Kerja keras kawan-kawan Relawan FBN cukup membuat puas dan bangga dalam diri para relawan malam itu karena Nike telah berada dalam penanganan yang tepat, namun ketika keesokan harinya, salah seorang relawan dihubungi oleh Muksin (35), ayah kandung Nike. Nada keras, lontaran kekecewaan disertai ancaman diucapkan oleh Muksin yang merasa tidak terima dan seolah dilecehkan dianggap tidak diakui keberadaannya karena tidak dimintai izin perihal penanganan anaknya bahkan para relawan akan dituntut untuk dimintai pertanggungjawaban jika terjadi sesuatu yang tidak diinginkan terkait keselamatan hidup Nike. Hal ini sesungguhnya hanya karena kesulitan berkomunikasi antara Relawan dengan Muksin dikarenakan Muksin tengah berhadapan dengan hukum, sehingga sulitnya akses komunikasi sementara jeda waktu yang ada setidaknya dalam pandangan para relawan ‘dituntut’ untuk melakukan tindakan cepat. Melihat kondisi yang memprihatikan dan telah mendapatkan izin dari ibunda Nike, bahkan Kakek dan Nenek dari Nike memberi restu maka berangkatlah mereka ke Yayasan Sayap Ibu yang berlokasi di Bintaro, Tangerang, tapi apa mau dikata, sepertinya harapan Nike untuk mendapatkan perawatan dan pengobatan yang layak hanya akan menjadi mimpi.
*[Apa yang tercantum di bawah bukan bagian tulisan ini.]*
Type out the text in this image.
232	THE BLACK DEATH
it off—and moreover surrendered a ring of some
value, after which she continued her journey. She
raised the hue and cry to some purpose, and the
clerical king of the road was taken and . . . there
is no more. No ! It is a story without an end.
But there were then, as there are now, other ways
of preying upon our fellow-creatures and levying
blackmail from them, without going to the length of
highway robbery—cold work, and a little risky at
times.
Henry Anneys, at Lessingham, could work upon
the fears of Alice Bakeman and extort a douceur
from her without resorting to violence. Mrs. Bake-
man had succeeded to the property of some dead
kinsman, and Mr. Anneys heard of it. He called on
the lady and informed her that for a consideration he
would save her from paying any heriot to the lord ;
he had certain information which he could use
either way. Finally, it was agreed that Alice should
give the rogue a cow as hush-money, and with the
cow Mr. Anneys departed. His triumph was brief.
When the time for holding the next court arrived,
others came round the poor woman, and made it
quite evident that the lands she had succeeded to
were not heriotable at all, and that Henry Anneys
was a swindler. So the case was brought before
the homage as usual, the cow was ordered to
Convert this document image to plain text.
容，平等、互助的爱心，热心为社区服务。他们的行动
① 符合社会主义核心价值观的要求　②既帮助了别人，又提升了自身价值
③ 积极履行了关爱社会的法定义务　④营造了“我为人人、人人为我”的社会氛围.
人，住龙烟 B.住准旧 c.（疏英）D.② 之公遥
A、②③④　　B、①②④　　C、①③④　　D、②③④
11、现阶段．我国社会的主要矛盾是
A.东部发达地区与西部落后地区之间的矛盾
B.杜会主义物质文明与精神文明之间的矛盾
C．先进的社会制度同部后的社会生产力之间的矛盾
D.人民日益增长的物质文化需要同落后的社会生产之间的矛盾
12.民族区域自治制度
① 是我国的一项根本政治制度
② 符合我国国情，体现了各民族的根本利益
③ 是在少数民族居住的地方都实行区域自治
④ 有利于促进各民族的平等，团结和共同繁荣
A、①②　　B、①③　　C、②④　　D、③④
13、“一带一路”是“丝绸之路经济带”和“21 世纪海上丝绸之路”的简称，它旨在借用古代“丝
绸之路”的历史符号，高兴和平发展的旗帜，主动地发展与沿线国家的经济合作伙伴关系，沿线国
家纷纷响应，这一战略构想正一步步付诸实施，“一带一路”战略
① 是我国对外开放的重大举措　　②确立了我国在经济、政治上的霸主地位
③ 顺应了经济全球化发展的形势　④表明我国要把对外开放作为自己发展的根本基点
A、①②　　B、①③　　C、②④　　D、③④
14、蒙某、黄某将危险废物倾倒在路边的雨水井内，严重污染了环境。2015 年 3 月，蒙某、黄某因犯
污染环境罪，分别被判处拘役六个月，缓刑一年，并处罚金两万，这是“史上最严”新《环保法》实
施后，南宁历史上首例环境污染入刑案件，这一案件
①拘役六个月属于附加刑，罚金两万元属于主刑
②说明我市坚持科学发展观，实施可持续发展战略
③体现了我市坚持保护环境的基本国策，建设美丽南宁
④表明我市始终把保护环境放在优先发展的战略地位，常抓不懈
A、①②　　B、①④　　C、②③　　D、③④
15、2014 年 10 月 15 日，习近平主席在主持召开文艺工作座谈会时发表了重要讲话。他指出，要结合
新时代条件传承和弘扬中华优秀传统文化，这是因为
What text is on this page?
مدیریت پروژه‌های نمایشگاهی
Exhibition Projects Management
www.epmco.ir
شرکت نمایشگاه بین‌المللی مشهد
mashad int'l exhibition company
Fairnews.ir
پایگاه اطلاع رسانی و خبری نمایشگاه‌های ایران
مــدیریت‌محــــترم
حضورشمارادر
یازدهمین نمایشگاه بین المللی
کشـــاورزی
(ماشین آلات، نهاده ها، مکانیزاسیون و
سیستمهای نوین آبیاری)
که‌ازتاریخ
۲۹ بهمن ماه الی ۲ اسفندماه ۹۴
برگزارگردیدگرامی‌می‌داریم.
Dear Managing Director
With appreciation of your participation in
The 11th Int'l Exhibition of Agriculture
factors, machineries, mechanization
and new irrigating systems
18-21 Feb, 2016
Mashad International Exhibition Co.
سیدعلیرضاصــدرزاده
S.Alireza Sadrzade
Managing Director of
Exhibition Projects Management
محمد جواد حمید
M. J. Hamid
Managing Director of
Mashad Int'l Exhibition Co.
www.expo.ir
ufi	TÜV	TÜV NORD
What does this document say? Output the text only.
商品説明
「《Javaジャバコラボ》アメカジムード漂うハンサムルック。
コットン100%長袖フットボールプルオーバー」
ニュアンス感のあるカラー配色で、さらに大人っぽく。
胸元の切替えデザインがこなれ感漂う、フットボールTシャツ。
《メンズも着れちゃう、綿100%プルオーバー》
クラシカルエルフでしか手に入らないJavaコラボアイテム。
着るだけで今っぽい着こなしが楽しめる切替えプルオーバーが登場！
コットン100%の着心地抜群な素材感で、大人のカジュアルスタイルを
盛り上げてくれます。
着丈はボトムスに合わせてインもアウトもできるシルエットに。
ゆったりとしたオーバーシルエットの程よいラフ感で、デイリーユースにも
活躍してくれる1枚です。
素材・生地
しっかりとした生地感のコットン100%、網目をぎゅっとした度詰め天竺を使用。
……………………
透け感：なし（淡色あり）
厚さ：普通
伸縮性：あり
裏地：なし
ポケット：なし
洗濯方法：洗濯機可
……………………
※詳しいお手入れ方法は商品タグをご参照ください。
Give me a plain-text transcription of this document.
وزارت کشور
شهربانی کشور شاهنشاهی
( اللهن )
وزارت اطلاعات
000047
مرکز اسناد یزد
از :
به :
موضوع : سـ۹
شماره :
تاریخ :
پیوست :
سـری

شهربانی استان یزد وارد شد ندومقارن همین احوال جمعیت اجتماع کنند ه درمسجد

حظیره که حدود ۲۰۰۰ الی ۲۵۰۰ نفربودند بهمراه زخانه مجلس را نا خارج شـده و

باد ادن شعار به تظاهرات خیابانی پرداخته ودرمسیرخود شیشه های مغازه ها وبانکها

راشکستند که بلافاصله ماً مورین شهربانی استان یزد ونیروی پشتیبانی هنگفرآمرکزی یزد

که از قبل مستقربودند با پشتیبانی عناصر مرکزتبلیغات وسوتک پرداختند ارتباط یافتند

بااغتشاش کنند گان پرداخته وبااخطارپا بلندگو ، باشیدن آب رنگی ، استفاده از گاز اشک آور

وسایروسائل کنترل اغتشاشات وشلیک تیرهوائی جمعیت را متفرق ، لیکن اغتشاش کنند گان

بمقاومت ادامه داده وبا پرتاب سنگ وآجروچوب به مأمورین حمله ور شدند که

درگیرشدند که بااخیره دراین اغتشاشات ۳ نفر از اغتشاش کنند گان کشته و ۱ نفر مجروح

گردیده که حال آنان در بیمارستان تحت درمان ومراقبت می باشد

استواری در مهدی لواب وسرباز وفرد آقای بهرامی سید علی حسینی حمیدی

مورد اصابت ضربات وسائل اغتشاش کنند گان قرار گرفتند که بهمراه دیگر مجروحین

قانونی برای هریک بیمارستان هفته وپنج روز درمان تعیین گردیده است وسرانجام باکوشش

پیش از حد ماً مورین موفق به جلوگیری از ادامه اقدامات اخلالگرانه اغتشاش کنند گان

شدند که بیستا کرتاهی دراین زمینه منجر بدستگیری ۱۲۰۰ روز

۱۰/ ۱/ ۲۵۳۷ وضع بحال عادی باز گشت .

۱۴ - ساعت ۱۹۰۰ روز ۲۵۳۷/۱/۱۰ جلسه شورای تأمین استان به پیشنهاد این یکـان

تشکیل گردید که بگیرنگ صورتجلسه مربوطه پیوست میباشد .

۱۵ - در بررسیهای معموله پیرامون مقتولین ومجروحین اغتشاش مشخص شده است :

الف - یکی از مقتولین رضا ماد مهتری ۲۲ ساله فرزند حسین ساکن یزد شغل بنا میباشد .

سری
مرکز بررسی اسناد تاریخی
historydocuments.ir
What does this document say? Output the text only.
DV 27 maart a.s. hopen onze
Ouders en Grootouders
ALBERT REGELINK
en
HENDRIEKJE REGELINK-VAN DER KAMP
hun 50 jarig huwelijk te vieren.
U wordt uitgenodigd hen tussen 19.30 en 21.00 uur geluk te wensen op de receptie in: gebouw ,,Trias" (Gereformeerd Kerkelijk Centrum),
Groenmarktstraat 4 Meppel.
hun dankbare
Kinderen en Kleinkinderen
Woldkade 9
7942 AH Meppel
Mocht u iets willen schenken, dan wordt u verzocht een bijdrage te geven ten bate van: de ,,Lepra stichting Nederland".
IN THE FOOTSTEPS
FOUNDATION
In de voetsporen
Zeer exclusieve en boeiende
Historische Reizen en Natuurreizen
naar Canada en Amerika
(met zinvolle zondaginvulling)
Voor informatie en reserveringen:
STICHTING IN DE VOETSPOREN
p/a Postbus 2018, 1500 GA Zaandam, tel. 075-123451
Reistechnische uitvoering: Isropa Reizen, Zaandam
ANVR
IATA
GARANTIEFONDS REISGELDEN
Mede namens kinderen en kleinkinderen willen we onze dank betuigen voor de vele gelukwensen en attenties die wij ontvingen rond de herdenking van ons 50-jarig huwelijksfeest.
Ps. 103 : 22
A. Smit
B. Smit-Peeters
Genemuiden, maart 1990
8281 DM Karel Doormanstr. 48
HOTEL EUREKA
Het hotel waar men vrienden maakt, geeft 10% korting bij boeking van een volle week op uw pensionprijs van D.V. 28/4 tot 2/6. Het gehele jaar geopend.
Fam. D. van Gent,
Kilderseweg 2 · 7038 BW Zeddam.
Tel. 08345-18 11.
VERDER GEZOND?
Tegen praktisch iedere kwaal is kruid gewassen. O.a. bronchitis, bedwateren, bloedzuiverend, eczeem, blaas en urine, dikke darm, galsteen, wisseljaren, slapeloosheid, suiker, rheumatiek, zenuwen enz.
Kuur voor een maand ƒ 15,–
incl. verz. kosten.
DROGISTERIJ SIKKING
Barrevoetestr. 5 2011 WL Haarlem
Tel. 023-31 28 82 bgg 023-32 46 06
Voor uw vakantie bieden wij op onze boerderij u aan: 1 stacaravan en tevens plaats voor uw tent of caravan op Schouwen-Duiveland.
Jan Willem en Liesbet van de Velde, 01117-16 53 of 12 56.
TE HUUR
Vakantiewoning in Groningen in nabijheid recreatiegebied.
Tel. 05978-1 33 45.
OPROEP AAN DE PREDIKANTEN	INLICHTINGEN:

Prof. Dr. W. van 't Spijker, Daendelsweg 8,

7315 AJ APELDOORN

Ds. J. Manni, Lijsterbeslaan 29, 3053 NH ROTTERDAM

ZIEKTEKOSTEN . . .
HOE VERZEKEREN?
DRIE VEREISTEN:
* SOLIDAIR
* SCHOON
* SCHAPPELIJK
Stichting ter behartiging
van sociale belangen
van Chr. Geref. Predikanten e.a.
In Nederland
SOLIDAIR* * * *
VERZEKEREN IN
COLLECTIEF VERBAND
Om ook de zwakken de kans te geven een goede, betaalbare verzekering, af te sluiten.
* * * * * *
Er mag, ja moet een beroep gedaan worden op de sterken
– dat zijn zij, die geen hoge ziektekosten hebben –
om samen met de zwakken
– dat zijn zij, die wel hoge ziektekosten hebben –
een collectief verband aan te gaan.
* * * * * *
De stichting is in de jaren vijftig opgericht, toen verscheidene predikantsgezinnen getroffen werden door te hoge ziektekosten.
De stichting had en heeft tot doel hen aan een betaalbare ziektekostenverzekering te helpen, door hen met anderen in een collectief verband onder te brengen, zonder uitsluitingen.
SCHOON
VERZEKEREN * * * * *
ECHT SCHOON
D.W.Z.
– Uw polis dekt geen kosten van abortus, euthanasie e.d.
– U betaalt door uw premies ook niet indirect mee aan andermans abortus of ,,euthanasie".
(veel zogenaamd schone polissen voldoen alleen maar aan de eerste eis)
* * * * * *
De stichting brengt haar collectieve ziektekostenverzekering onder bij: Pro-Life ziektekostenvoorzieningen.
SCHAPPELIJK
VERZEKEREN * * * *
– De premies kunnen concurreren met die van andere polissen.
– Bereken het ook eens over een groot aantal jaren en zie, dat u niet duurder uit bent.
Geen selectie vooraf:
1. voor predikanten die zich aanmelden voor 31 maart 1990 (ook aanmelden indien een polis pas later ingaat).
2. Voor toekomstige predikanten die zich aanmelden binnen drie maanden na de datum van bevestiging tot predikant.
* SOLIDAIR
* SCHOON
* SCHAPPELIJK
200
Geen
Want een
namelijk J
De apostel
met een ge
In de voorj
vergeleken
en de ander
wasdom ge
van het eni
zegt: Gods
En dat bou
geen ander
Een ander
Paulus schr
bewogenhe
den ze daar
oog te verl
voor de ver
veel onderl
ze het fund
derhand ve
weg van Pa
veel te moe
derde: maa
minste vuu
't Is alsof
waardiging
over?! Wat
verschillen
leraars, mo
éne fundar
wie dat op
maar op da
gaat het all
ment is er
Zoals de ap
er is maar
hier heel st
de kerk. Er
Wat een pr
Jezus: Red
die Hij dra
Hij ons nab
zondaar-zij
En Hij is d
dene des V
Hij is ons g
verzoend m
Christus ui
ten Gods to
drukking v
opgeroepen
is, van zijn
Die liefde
Emosi dan kekhawatiran Muksin selaku orang tua bisa saja dianggap sebagai hal yang wajar, akan tetapi jika melihat manfaat yang lebih besar lagi demi kepentingan kesehatan terbaik bagi Nike, sudah selayaknya, Muksin harus menyadari hal ini dan turut merelakan, mendukung, mendoakan serta seharusnya berterimakasih karena masih ada pihak lain yang peduli terhadap kondisi anaknya. Saya yakin para relawan bergerak tanpa berharap pamrih atau imbalan apapun, cukup melihat Nike tertangani oleh pihak yang tepat, itu saja. Sementara di sisi lain, keadaan ekonomi dan posisi Muksin yang tengah berhadapan dengan hukum maka secara otomatis dapat menghambat segala upaya penanganan perbaikan kesehatan bagi Nike, sekalipun Muksin beralasan bahwa Dia tengah mengupayakan cara alternatif yang sulit untuk diterima oleh akal sehat di jaman modern seperti sekarang ini, yaitu MEMINDAHKAN PENYAKIT NIKE KEPADA SEEKOR AYAM!



Sesungguhnya saya secara pribadi sangat memahami apa yang dirasakan dan dialami oleh semua pihak yang terlibat dalam upaya advokasi kesehatan bagi Nike, karena hal ini juga pernah saya alami ketika berupaya melakukan hal serupa bagi Alenta (3 tahun) yang juga menderita penyakit hydrocephalus yang berasal dari daerah Rangkasbitung, Banten. Saya juga pernah membuat catatan pengalaman mengenai upaya ini.[3]




( foto  almh. Alenta (3 thn) penderita hydrocephalus yang sempat dirawat di Yayasan Sayap Ibu, namun orangtua menarik pulang Alenta, tak lama kemudian Alenta kembali kepangkuan Yang Maha Merawat)



Hak Nike dan Anak-anak Indonesia Dilindungi oleh Hukum


Hak Nike untuk sehat dan kembali ceria merupakan hak anak bangsa yang harus diberi perlindungan hukum sebagaimana hal ini diatur dalam Undang-undang Hak Asasi Manusia Nomor 39 tahun 1999 (UUHAM), dalam konsideran huruf b;

“Bahwa hak asasi manusia merupakan hak dasar yang secara kodrati melekat pada diri manusia, bersifat universal dan langgeng, oleh karena itu harus dilindungi, dihormati, dipertahankan, dan tidak boleh diabaikan, dikurangi, atau dirampas oleh siapapun.”


Hak asasi manusia merupakan hak yang kodrati memiliki sifat non derogable human right yang mengandung arti tidak dapat disimpangi dalam keadaan apapun dan oleh siapapun baik oleh Negara, Pemerintah, seseorang atau sekelompok orang. Pengertian HAM tersebut tidaklah terbatas oleh usia, jenis kelamin maupun kondisi ekonomi bahkan kesehatan seseorang, terlebih seharusnya perlindungan HAM lebih ditingkatkan lagi bagi mereka yang terabaikan atau diabaikan, terlemahkan atau dilemahkan oleh kondisi ekonomi.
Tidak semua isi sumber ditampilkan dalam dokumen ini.